Correction. Generally the worst areas for natural gas prices are in proximity to supply with little connection to markets. That's how you get some mid-Western states near the Bakken (N. & S Dakota, Nebraska, Wyoming) and some states near the Utica/Marcellus (Illinois, Ohio) with lower than average prices. Both those basins have logistical problems with getting gas to hubs with higher demand.

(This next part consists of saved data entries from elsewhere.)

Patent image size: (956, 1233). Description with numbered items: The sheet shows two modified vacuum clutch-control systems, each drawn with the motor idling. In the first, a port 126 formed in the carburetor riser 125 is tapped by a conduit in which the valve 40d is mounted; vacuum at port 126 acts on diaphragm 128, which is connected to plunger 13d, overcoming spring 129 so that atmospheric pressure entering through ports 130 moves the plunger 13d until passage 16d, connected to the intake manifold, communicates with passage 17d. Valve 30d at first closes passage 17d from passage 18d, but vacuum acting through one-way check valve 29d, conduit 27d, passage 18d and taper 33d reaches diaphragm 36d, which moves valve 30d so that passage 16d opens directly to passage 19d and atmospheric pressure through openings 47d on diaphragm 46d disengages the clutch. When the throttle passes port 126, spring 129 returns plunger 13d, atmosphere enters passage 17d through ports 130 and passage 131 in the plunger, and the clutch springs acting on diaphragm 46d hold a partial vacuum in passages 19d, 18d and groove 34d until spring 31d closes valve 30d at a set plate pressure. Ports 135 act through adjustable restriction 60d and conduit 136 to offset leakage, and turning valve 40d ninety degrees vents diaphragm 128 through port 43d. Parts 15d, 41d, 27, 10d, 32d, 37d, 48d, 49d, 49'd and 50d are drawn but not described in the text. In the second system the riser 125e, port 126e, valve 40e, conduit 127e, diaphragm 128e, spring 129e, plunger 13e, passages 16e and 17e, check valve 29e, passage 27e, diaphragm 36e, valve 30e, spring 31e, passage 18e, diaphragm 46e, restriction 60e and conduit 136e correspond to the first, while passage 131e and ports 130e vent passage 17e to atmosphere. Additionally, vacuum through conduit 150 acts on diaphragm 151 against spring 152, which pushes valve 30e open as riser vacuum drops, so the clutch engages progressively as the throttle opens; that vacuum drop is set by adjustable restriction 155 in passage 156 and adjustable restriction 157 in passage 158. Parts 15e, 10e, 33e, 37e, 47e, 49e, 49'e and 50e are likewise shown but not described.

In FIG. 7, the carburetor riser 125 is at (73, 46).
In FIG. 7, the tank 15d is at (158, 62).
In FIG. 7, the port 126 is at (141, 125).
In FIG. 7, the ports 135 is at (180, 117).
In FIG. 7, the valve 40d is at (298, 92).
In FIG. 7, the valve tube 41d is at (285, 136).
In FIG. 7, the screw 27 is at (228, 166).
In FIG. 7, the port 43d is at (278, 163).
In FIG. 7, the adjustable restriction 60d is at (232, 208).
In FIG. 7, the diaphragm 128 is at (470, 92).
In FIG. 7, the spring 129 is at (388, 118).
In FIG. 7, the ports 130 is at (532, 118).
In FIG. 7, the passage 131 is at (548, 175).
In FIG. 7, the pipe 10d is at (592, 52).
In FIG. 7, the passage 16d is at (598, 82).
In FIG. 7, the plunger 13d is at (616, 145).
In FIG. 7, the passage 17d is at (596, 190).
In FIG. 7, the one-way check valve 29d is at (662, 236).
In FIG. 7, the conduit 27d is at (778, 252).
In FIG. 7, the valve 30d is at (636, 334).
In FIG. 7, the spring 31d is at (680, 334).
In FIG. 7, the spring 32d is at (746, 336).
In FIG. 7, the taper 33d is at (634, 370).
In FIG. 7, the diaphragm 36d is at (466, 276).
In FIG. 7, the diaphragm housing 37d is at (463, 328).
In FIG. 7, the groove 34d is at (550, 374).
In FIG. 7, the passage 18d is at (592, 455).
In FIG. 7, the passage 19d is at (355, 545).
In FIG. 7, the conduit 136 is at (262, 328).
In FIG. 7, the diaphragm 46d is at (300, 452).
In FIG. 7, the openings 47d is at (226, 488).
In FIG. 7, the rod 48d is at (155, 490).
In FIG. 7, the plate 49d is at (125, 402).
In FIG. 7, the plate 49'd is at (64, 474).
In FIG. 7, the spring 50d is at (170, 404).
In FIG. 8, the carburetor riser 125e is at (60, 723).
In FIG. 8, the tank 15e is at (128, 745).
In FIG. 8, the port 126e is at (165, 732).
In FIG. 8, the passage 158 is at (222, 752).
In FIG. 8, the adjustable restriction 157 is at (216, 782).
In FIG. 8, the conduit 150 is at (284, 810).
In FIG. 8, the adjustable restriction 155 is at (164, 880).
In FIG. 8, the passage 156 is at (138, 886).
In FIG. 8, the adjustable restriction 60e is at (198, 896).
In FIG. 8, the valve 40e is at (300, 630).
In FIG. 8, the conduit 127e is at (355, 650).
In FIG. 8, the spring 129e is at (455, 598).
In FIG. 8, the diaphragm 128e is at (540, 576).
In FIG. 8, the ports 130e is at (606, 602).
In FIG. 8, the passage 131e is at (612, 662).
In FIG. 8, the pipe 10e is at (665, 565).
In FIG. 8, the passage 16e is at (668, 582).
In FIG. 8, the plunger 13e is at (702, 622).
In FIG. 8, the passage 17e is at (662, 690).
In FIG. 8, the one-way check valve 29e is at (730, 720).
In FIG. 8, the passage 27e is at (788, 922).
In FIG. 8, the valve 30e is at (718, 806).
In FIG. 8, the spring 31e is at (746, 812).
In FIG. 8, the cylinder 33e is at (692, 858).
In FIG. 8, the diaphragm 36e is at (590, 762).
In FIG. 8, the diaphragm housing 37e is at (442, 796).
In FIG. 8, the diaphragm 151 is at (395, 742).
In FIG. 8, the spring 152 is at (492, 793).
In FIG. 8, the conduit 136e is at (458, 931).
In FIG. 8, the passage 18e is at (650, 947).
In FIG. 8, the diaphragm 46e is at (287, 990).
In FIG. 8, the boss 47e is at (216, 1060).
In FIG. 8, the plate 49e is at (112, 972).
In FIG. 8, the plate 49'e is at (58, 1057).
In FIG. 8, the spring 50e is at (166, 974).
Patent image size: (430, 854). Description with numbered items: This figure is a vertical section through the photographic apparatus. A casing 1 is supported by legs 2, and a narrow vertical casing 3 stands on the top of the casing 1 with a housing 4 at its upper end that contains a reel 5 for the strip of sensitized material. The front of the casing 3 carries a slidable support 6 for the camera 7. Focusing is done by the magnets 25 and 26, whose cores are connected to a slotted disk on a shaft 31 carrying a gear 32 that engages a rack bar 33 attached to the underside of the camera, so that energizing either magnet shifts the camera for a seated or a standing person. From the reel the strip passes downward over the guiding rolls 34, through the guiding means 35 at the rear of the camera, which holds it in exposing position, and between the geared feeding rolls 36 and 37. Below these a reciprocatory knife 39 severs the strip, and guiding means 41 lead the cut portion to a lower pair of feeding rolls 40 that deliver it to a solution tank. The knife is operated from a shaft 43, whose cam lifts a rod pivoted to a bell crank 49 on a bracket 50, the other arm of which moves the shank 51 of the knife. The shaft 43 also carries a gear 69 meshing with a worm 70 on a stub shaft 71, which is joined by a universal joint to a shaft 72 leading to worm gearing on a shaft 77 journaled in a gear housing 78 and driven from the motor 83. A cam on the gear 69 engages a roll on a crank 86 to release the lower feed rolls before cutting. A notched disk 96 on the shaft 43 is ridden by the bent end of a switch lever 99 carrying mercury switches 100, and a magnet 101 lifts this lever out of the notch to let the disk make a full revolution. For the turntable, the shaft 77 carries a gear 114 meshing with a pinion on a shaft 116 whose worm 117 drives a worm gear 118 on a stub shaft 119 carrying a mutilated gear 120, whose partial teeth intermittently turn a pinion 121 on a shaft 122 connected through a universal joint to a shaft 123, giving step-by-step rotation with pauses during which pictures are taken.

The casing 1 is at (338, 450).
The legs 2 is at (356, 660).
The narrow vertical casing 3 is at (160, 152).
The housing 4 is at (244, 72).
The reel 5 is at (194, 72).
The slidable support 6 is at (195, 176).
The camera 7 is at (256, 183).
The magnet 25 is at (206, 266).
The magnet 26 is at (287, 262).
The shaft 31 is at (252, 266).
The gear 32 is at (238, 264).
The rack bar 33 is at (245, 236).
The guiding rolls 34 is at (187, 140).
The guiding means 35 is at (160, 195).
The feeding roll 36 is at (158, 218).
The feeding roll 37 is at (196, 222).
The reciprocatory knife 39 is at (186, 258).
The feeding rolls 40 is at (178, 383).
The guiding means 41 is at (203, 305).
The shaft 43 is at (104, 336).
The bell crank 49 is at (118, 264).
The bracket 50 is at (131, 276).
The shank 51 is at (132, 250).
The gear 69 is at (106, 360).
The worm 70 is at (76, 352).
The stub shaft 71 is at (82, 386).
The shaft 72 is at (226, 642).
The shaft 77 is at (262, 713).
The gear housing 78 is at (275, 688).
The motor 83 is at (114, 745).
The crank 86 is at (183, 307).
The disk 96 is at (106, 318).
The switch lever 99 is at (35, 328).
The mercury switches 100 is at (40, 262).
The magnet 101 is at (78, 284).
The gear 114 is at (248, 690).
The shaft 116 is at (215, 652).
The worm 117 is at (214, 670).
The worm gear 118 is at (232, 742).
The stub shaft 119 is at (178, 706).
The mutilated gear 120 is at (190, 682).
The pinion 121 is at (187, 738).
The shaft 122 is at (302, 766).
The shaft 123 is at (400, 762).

If Texas was just the WaHa hub in west Texas, it would also be among the lowest.

Skip, I guess the "best" or "worst" depends on if you're the seller or if you're the buyer.  Either way, it looks like the mineral owners will have to get use to low prices for some time to come.  

More access to supply should drive prices down for consumers even more.  We'll probably see "free NG" in many areas with consumers paying only delivery cost.

Max, the key to wide adoption of natural gas is a low, stable price.  Before the fracking revolution, the primary complaint for not adopting natural gas was its price volatility.  And thus there were fewer pipelines connecting end users.  I worked as an inventory inspector on a long distance Texas Eastern transmission pipeline in the mid-70s in West Virginia and Pennsylvania.  There were no, as in zero, residential or commercial users tied into the 80 miles of line I worked on and no plans for any.  The line was headed to east coast industrial customers. 

Now that climate change concerns are serving to get rid of coal, domestic natural gas use will increase.  Increased exports by pipeline and LNG will help support the price.  It simply appears that for the near term as demand increases, supply will always be ahead.

Skip, I do remember the high NG prices back in the 70's.  The power company that I worked for switched to coal because of those high prices and other factors. 

There were times that some of the gas units couldn't be started up because the gas utilities had to supply gas to residential customers before industrial customers and there wasn't enough for everybody.

The company would buy a set amount of gas each year and hoped that there wasn't too many hot days in August.  If they still had some gas left from the summer, they would schedule our shutdowns according to how long they could run those gas units.

In Louisiana it is the "Henry Hub" where 12 pipe lines converge, some going out and some coming in.  It is where all off shore gas comes into the system.  Prices of wholesale gas very with weather conditions principally in the Eastern seaboard of the US.  We learned a lot of the Louisiana gas is already committed to eastern markets and not available to the locals.  One of the biggest on shore gas fields ships all of its gas elsewhere and thus the people living right on top of it can not get it.